La montagne française sereine face à la faillite de Thomas Cook
Suite à la faillite du géant britannique, de nombreux opérateurs touristiques s’inquiètent. De nombreuses destinations touristiques ont été touchées de plein fouet par la banqueroute de Thomas Cook.
Quels sont aujourd’hui les impacts de cette faillite sur la montagne française ?
Selon Jean-Luc BOCH, « la situation est relativement simple puisque depuis 3 ans, l’opérateur ne programmait plus de destinations montagne, ou leur programmation était plutôt anecdotique. Thomas Cook était plutôt passé en mode retrait sur la montagne tout en poursuivant le développement de son modèle économique au niveau des destinations soleil et littoral ».
« La montagne française ne devrait pas subir de conséquences négatives et c’est fort heureux. Surtout qu’il s’agissait d’un gros producteur de vacances et un important opérateur historique depuis plus d’une centaine d’années. Nous sommes conscients que ce sera un vrai manque pour d’autres destinations mais pas pour la montagne française ».
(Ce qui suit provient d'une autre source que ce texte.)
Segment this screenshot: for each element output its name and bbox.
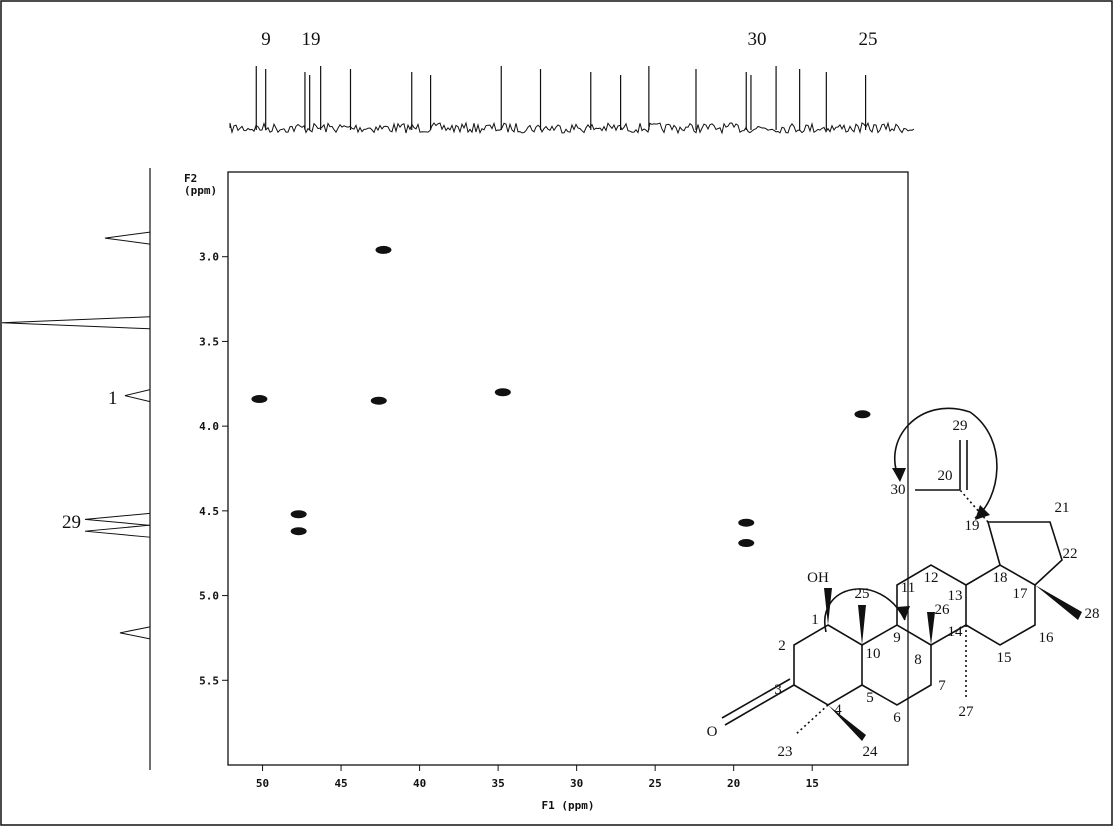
atom-label: 22 bbox=[1063, 546, 1078, 562]
arrowhead bbox=[975, 505, 990, 520]
x-tick-label: 45 bbox=[334, 777, 347, 790]
atom-label: 3 bbox=[774, 682, 782, 698]
plot-frame bbox=[227, 171, 909, 766]
atom-label: 5 bbox=[866, 690, 874, 706]
atom-label: 4 bbox=[834, 702, 842, 718]
atom-label: 23 bbox=[778, 744, 793, 760]
x-tick-label: 15 bbox=[806, 777, 819, 790]
atom-label: 27 bbox=[959, 704, 975, 720]
left-peak-label: 1 bbox=[108, 388, 118, 409]
hash-20 bbox=[959, 489, 989, 523]
atom-label: 13 bbox=[948, 588, 963, 604]
atom-label: 1 bbox=[811, 612, 819, 628]
hmbc-arrow-1-9 bbox=[823, 588, 906, 633]
atom-label: 8 bbox=[914, 652, 922, 668]
x-tick-label: 35 bbox=[491, 777, 504, 790]
carbonyl bbox=[724, 684, 795, 726]
y-tick-label: 3.0 bbox=[199, 251, 219, 264]
left-peak bbox=[104, 231, 151, 245]
atom-label: 19 bbox=[965, 518, 980, 534]
atom-label: 10 bbox=[866, 646, 881, 662]
cross-peak bbox=[854, 410, 871, 419]
y-tick-label: 5.0 bbox=[199, 590, 219, 603]
atom-label: 25 bbox=[855, 586, 870, 602]
y-tick-label: 4.5 bbox=[199, 505, 219, 518]
cross-peak bbox=[370, 396, 387, 405]
atom-label: 24 bbox=[863, 744, 879, 760]
atom-label: 15 bbox=[997, 650, 1012, 666]
cross-peak bbox=[290, 527, 307, 536]
cross-peak bbox=[738, 539, 755, 548]
atom-label: O bbox=[707, 724, 718, 740]
atom-label: 18 bbox=[993, 570, 1008, 586]
ring-c bbox=[896, 564, 967, 646]
atom-label: OH bbox=[807, 570, 829, 586]
ring-b bbox=[861, 624, 932, 706]
cross-peak bbox=[494, 388, 511, 397]
x-tick-label: 50 bbox=[256, 777, 269, 790]
atom-label: 16 bbox=[1039, 630, 1055, 646]
top-peak-label: 9 bbox=[261, 29, 271, 50]
left-peak bbox=[124, 389, 151, 403]
atom-label: 26 bbox=[935, 602, 951, 618]
atom-label: 30 bbox=[891, 482, 906, 498]
ring-a bbox=[793, 624, 863, 706]
cross-peak bbox=[251, 395, 268, 404]
top-peak-label: 25 bbox=[859, 29, 878, 50]
carbonyl-2 bbox=[721, 678, 791, 719]
atom-label: 17 bbox=[1013, 586, 1029, 602]
x-tick-label: 40 bbox=[413, 777, 426, 790]
atom-label: 7 bbox=[938, 678, 946, 694]
atom-label: 21 bbox=[1055, 500, 1070, 516]
left-peak bbox=[1, 316, 151, 330]
y-tick-label: 3.5 bbox=[199, 335, 219, 348]
atom-label: 28 bbox=[1085, 606, 1100, 622]
wedge-28 bbox=[1035, 585, 1082, 620]
y-axis-label: (ppm) bbox=[184, 184, 217, 197]
left-peak bbox=[119, 626, 151, 640]
left-peak-label: 29 bbox=[62, 512, 81, 533]
left-peak bbox=[84, 512, 151, 526]
top-peak-label: 19 bbox=[302, 29, 321, 50]
left-peak bbox=[84, 524, 151, 538]
cross-peak bbox=[290, 510, 307, 519]
arrowhead bbox=[892, 468, 906, 482]
hmbc-arrow-29-30 bbox=[894, 407, 971, 481]
top-baseline bbox=[229, 121, 915, 135]
ring-e bbox=[986, 521, 1063, 586]
atom-label: 9 bbox=[893, 630, 901, 646]
wedge-25 bbox=[858, 605, 866, 645]
y-tick-label: 5.5 bbox=[199, 674, 219, 687]
atom-label: 12 bbox=[924, 570, 939, 586]
atom-label: 2 bbox=[778, 638, 786, 654]
top-peak-label: 30 bbox=[748, 29, 767, 50]
cross-peak bbox=[375, 245, 392, 254]
atom-label: 20 bbox=[938, 468, 953, 484]
arrowhead bbox=[896, 606, 910, 620]
atom-label: 14 bbox=[948, 624, 964, 640]
cross-peak bbox=[738, 518, 755, 527]
x-tick-label: 25 bbox=[649, 777, 662, 790]
hash-23 bbox=[794, 704, 829, 736]
atom-label: 29 bbox=[953, 418, 968, 434]
hmbc-arrow-29-19 bbox=[969, 411, 998, 519]
wedge-24 bbox=[828, 705, 866, 741]
x-tick-label: 20 bbox=[727, 777, 740, 790]
atom-label: 6 bbox=[893, 710, 901, 726]
x-tick-label: 30 bbox=[570, 777, 583, 790]
y-axis-label: F2 bbox=[184, 172, 197, 185]
y-tick-label: 4.0 bbox=[199, 420, 219, 433]
x-axis-label: F1 (ppm) bbox=[542, 799, 595, 812]
wedge-26 bbox=[927, 612, 935, 645]
ring-d bbox=[965, 564, 1036, 646]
Le produit packagé subira t’il le même sort que Thomas Cook ?
Le modèle économique de Thomas Cook était principalement basé sur la commercialisation de séjours packagés, des séjours tout compris incluant le transport, l’hébergement, les activités, etc. La faillite de Thomas Cook est-elle liée à son modèle ? Le produit packagé est-il devenu aujourd’hui obsolète ?
Jean-Luc BOCH le « voit bien au contraire comme un modèle d’avenir. Pourquoi ? Aujourd’hui, au sein de la montagne française, nous avons l’exemple d’un opérateur qui fonctionne sur la base de la commercialisation de produits packagés, avec des produits touristiques haut de gamme et luxueux. Il s’agit du Club Med ».
Le Club Med fait en effet partie des opérateurs les plus actifs au sein de la montagne française, avec des taux de remplissage souvent largement supérieurs au reste des hébergements en station. Une réussite qui pousse d’ailleurs le Club Med à proposer une nouvelle destination Montagne par an. C’est année, ce sera au tour de la station de la Rosière, en Tarentaise, d’avoir « son » Club Med.
« Au Club Med, tout est fait pour simplifier le parcours client et que le client se sente à l’aise du départ jusqu’à la fin, de la réservations jusqu’à son retour chez lui. Tout est fait pour qu’il soit dans un parcours ultra simplifié, ultra fonctionnel et qui lui permette de vivre une expérience sans presque aucune contrainte ».